According to, Dr. France Cordova, director of the National Science Foundation, all eight U.S. Nobelists at the Dec. 2017 Nobel Prize awards in Stockholm, Sweden, were in some part funded in their research by the NSF, making government investment “vital” to U.S. competitiveness in scientific innovation.
“The U.S. basically contributes about 0.7 percent of our GDP to research and development,” said Sen. Cory Gardner, R-Colo., adding that advocates have argued that it would be in the nation’s best interest to grow that number to two percent of the GDP.
“It would be transformational to grow the basic research,” said Cordova, characterizing that investment as providing “tremendous horsepower” for the nation.
Cordova explained that such investments would also do more good by focusing on the research side of the equation, rather than development, which is already well supported by industry.
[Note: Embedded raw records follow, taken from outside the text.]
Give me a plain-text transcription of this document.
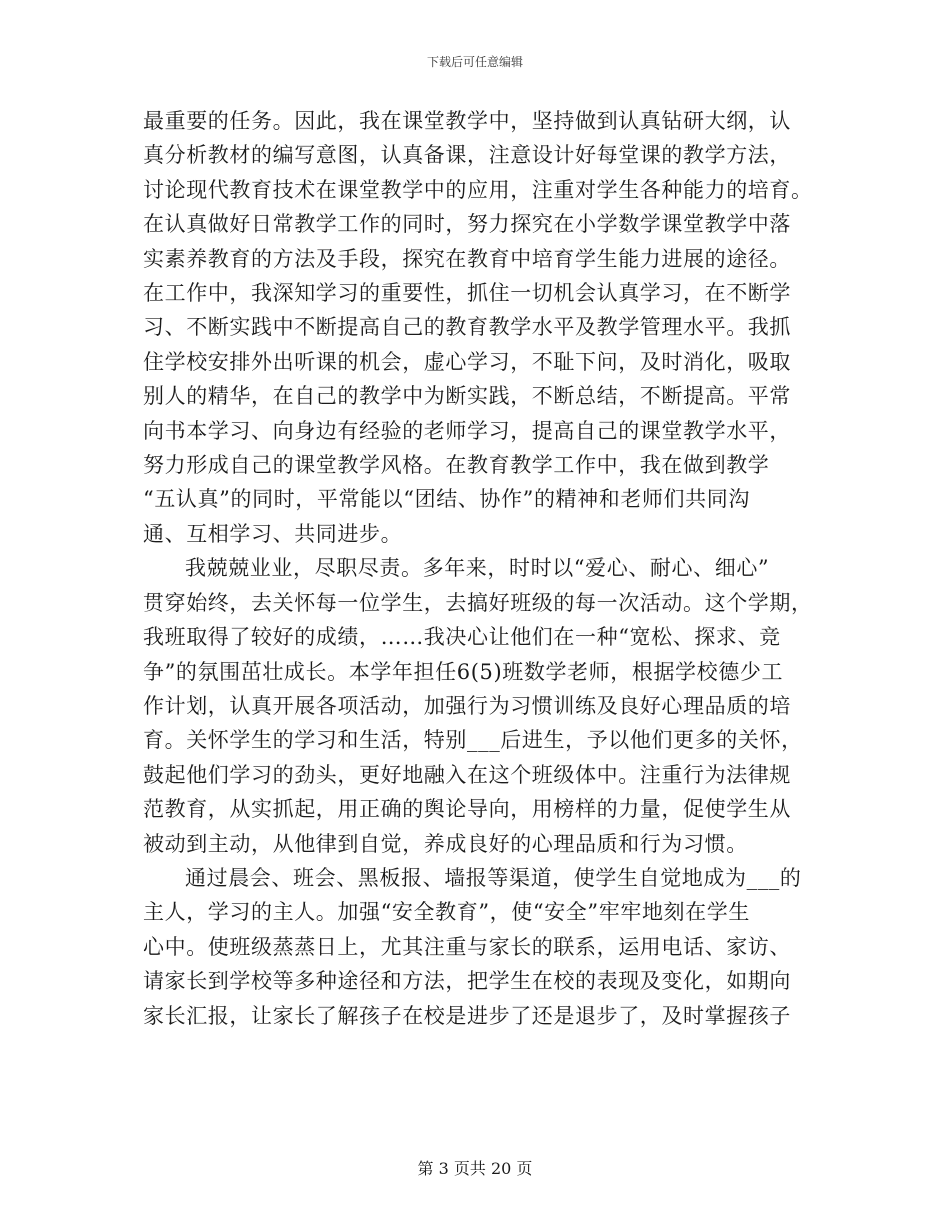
下载后可任意编辑
最重要的任务。因此，我在课堂教学中，坚持做到认真钻研大纲，认
真分析教材的编写意图，认真备课，注意设计好每堂课的教学方法，
讨论现代教育技术在课堂教学中的应用，注重对学生各种能力的培育。
在认真做好日常教学工作的同时，努力探究在小学数学课堂教学中落
实素养教育的方法及手段，探究在教育中培育学生能力进展的途径。
在工作中，我深知学习的重要性，抓住一切机会认真学习，在不断学
习、不断实践中不断提高自己的教育教学水平及教学管理水平。我抓
住学校安排外出听课的机会，虚心学习，不耻下问，及时消化，吸取
别人的精华，在自己的教学中为断实践，不断总结，不断提高。平常
向书本学习、向身边有经验的老师学习，提高自己的课堂教学水平，
努力形成自己的课堂教学风格。在教育教学工作中，我在做到教学
“五认真”的同时，平常能以“团结、协作”的精神和老师们共同沟
通、互相学习、共同进步。
我兢兢业业，尽职尽责。多年来，时时以“爱心、耐心、细心”
贯穿始终，去关怀每一位学生，去搞好班级的每一次活动。这个学期，
我班取得了较好的成绩，……我决心让他们在一种“宽松、探求、竞
争”的氛围茁壮成长。本学年担任6(5)班数学老师，根据学校德少工
作计划，认真开展各项活动，加强行为习惯训练及良好心理品质的培
育。关怀学生的学习和生活，特别___后进生，予以他们更多的关怀，
鼓起他们学习的劲头，更好地融入在这个班级体中。注重行为法律规
范教育，从实抓起，用正确的舆论导向，用榜样的力量，促使学生从
被动到主动，从他律到自觉，养成良好的心理品质和行为习惯。
通过晨会、班会、黑板报、墙报等渠道，使学生自觉地成为___的
主人，学习的主人。加强“安全教育”，使“安全”牢牢地刻在学生
心中。使班级蒸蒸日上，尤其注重与家长的联系，运用电话、家访、
请家长到学校等多种途径和方法，把学生在校的表现及变化，如期向
家长汇报，让家长了解孩子在校是进步了还是退步了，及时掌握孩子
第 3 页共 20 页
“Where I think the emphasis is, or where it should be from our point of view, is on really growing the investment in basic research, because that is at the root of technology and tech transfer,” said Cordova. “I think development has a lot of investment in it, especially by the business community, they’re the dominant players.”
However, said Dr. Walter Copan, under secretary of Commerce for Standards and Technology and director of National Institute of Standards and Technology, though a restricted budgeting process can present difficulties for scientific investment, it also offers opportunity to streamline and increase efficiencies in the grant process.
“Investment in science and technology is critical for the nation’s future, for our competitiveness. I believe we can be prudent for how we invest to gain maximum benefit for the U.S. economy and to assure our leadership,” said Copan.
Democrats on the committee, however, were critical of that leadership’s lack of appointments for science positions and their treatment of the federal science community.
“Part of the problem is that the president has yet to name a science advisor. That means that when decisions like the budget or leaving the Paris climate accords are under consideration, there is no science voice for in the room. Just as troubling are the many reports of interference in science by this administration,” said Nelson.
“Some scientists have been told that the cannot talk about research, their research, and some have been moved out of science jobs.”
Specifically, the president has yet to name a director of the Office of Science Technology Policy.
“It is my understanding that the committee had hoped to have someone from the Office of Science and Technology Policy, OSTP, join us as a witness today. However, because there still has been no one appointed to head the office, OSTP is not able to join us,” said Sen. Maggie Hassan, D-N.H.
According to Cordova, the U.S. will have to focus on both research and encouraging people to train for and work in scientific communities.
“We’re going to have to be smarter. We’re going to have to invest and broaden the participation of more of our own youth and women to be a part of STEM, and we’re going to have to make up our investments in basic research,” said Cordova.